JURISPRUDENCE – Urbanisme – Annulation (partielle) du décret du 29 juillet 2023 sur les règles d’hygiène et de salubrité des locaux d’habitation : retour vers le futur ?
Le 19 septembre 2024
Par un arrêt en date du 29 août 2024, le Conseil d’État a partiellement annulé, pour un motif de pure procédure, les articles R. 1331-17 à R. 1331-23 du code la santé publique institués par un décret du 29 juillet 2023 relatif aux règles d’hygiène et de salubrité des locaux d’habitation.
L’adoption de ces nouvelles règles avait fait couler beaucoup d’encre puisqu’elles prévoyaient notamment que locaux d’habitation présentant une hauteur sous plafond inférieure à 2,20 mètres n’étaient pas nécessairement impropres à l’habitation dès lors qu’ils respectaient par ailleurs les critères de décence issus du décret du 30 janvier 2002.
Concrètement, un local d’habitation présentant une hauteur sous plafond inférieure à 2,20 mètres pouvait donc échapper à la qualification de local impropre à l’habitation à la condition de disposer d’une pièce principale ayant soit une surface habitable d’au moins 9 m2 et une hauteur sous plafond d’au moins 2,20 mètres, soit un volume habitable au moins égal à 20 m3.
On comprend donc qu’un logement présentant une hauteur sous plafond entre 2,20 mètres et 1,80 mètres (hauteur minimale pour que la surface considérée soit constitutive de surface habitable) pouvait être considéré comme propre à l’habitation dès lors qu’il disposait d’un volume habitable de 20 m3.
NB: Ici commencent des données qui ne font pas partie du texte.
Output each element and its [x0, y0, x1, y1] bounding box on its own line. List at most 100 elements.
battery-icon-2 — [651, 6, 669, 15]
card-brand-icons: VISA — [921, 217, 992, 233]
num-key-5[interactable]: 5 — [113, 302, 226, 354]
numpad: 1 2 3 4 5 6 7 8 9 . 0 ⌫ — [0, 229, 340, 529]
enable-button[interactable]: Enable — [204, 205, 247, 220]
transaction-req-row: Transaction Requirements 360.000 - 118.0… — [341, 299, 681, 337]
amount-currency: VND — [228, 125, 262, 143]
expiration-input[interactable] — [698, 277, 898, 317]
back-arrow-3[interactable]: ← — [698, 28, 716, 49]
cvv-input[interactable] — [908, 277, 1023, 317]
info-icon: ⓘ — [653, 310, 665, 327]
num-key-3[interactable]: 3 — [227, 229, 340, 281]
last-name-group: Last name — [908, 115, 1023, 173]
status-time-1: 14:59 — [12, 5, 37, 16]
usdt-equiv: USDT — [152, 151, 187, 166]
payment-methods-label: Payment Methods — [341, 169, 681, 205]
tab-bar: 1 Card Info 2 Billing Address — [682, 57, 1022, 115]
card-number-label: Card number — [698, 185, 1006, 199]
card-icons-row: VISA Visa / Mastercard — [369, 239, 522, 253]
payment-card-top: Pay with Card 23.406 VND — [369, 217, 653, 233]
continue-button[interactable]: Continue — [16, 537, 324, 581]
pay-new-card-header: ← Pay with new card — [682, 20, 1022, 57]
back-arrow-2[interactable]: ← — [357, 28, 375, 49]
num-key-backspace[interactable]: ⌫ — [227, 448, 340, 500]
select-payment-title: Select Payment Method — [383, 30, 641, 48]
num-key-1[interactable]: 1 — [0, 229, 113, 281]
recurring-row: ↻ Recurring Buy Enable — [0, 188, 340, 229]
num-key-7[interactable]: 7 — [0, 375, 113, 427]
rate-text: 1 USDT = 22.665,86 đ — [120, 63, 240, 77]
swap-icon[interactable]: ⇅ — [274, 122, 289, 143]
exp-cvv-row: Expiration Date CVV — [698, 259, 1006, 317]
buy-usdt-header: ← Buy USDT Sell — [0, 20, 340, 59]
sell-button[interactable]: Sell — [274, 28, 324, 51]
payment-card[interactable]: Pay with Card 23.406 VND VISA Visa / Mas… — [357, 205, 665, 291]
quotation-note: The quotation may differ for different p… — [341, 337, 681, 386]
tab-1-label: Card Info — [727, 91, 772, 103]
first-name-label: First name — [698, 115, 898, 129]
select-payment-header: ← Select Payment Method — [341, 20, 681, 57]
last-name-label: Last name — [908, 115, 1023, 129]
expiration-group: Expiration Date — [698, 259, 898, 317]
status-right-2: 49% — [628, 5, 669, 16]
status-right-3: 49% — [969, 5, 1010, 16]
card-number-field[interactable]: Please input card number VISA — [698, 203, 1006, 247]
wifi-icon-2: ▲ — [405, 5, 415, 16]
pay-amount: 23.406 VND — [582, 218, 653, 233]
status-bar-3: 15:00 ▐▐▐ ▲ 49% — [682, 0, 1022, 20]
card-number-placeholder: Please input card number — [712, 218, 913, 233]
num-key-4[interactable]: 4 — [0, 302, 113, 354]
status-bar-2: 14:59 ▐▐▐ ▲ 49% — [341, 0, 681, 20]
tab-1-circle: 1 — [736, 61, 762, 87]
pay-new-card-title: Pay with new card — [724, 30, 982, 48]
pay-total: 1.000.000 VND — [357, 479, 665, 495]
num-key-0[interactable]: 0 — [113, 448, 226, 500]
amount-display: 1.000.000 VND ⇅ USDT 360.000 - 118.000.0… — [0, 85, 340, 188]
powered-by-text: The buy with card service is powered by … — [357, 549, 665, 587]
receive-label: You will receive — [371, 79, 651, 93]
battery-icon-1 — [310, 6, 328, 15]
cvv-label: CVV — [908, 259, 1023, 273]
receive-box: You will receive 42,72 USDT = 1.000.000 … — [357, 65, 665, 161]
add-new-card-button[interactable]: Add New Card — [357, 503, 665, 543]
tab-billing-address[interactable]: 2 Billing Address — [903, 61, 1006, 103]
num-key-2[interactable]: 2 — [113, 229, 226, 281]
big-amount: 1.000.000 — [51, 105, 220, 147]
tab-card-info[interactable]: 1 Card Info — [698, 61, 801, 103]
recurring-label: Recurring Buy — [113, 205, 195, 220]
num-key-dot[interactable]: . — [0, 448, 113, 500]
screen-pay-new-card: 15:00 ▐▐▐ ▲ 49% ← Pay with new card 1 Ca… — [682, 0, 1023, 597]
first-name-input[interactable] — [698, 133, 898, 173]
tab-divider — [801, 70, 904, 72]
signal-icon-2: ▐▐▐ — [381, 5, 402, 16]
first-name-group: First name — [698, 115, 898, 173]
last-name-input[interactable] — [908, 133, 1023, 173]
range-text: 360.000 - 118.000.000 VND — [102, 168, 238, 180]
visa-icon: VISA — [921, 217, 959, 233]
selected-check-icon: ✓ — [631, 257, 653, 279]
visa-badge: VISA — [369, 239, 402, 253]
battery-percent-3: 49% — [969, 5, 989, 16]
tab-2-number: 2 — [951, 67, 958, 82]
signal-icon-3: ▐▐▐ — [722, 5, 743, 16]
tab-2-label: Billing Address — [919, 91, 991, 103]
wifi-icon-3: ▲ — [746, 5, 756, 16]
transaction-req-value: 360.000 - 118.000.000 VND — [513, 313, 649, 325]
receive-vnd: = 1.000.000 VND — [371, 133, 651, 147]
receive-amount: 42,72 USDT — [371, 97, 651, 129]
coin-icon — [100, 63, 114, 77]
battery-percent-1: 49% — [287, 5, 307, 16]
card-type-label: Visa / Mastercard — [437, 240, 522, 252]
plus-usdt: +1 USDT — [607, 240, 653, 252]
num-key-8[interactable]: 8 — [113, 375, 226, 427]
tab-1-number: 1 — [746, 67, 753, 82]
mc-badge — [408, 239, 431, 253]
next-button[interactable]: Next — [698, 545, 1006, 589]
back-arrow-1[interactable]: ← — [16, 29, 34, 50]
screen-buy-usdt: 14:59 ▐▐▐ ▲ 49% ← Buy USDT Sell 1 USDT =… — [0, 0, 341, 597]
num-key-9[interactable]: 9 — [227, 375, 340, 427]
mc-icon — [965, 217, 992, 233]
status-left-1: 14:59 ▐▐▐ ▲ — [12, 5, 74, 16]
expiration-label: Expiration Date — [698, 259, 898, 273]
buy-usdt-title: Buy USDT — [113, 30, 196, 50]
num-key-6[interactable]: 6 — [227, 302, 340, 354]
Ces dispositions ont permis de faire échec à l’application des règlements sanitaires départementaux (sans toutefois abroger les dispositions qu’ils comportent à ce sujet) susceptibles de comporter des critères de « propreté à l’habitation » plus stricts (comme, en Loire-Atlantique où le RSD prévoit qu’un logement doit présenter une surface supérieure ou égale à 16 m2 et une hauteur sous plafond de 2,30 mètres).
Si l’on peut supposer que les règlements sanitaires départementaux vont retrouver leur empire du fait de l’annulation partielle du décret prononcée par le Conseil d’Etat, il convient de rappeler – la jurisprudence est constante sur ce point – que toute méconnaissance d’un règlement sanitaire départemental ne saurait justifier de qualifier un local comme étant impropre à l’habitation :
« 3. Considérant que, pour juger que les locaux litigieux devaient être regardés comme des locaux par nature impropres à l’habitation, au sens des dispositions précitées, la cour a relevé que leur hauteur sous plafond était inférieure au minimum de 2,20 mètres prévu par le règlement sanitaire départemental ; que s’il lui appartenait de prendre en compte toutes les caractéristiques des locaux litigieux, notamment celles qui caractérisaient une méconnaissance de la réglementation applicable, telle qu’elle est en particulier prévue par le règlement sanitaire départemental, elle ne pouvait, sans erreur de droit, juger que toute méconnaissance de ce règlement, qui n’a pas pour objet de définir les modalités d’application des dispositions de l’article L. 1331-22 du code de la santé publique, justifie la qualification de local impropre par nature à l’habitation ; » (CE, 14 février 2018, 409356)
En outre, il est intéressant de relever que le juge a estimé qu’il n’y avait pas lieu de moduler les effets dans le temps de cette annulation (comme il peut en principe le faire en application d’une décision du 11 mai 2004, Association AC !, 255886)
Ainsi, l’annulation de ces dispositions sera vraisemblablement source de difficultés (qui vont engendrer un contentieux spécifique) puisque nombre de logements ayant été vendus ou loués comme étant propres à l’habitation grâce au décret de juillet 2023 pourraient, du fait du caractère rétroactif de l’annulation, être regardés comme ne l’ayant jamais été.
A noter, pour finir, que l’annulation prononcée par le Conseil d’État repose, on l’a dit, sur un pur motif de procédure puisqu’est sanctionné le fait que le décret ait été substantiellement modifié après la consultation du Haut Conseil de la santé publique et qu’une nouvelle consultation de cet organisme était nécessaire pour qu’il puisse examiner le projet de décret modifié.
Il n’est donc pas exclu que le prochain gouvernement (l’actuel ne pouvant qu’expédier les affaires courantes) réintroduise ces dispositions dans un futur plus ou moins proche.
Pour l’heure, bailleurs/vendeurs comme preneurs/acquéreurs concernés ont tout intérêt à étudier de plus près la situation avec leurs conseils afin de maîtriser ou de tirer profit de l’insécurité juridique engendrée par cette annulation.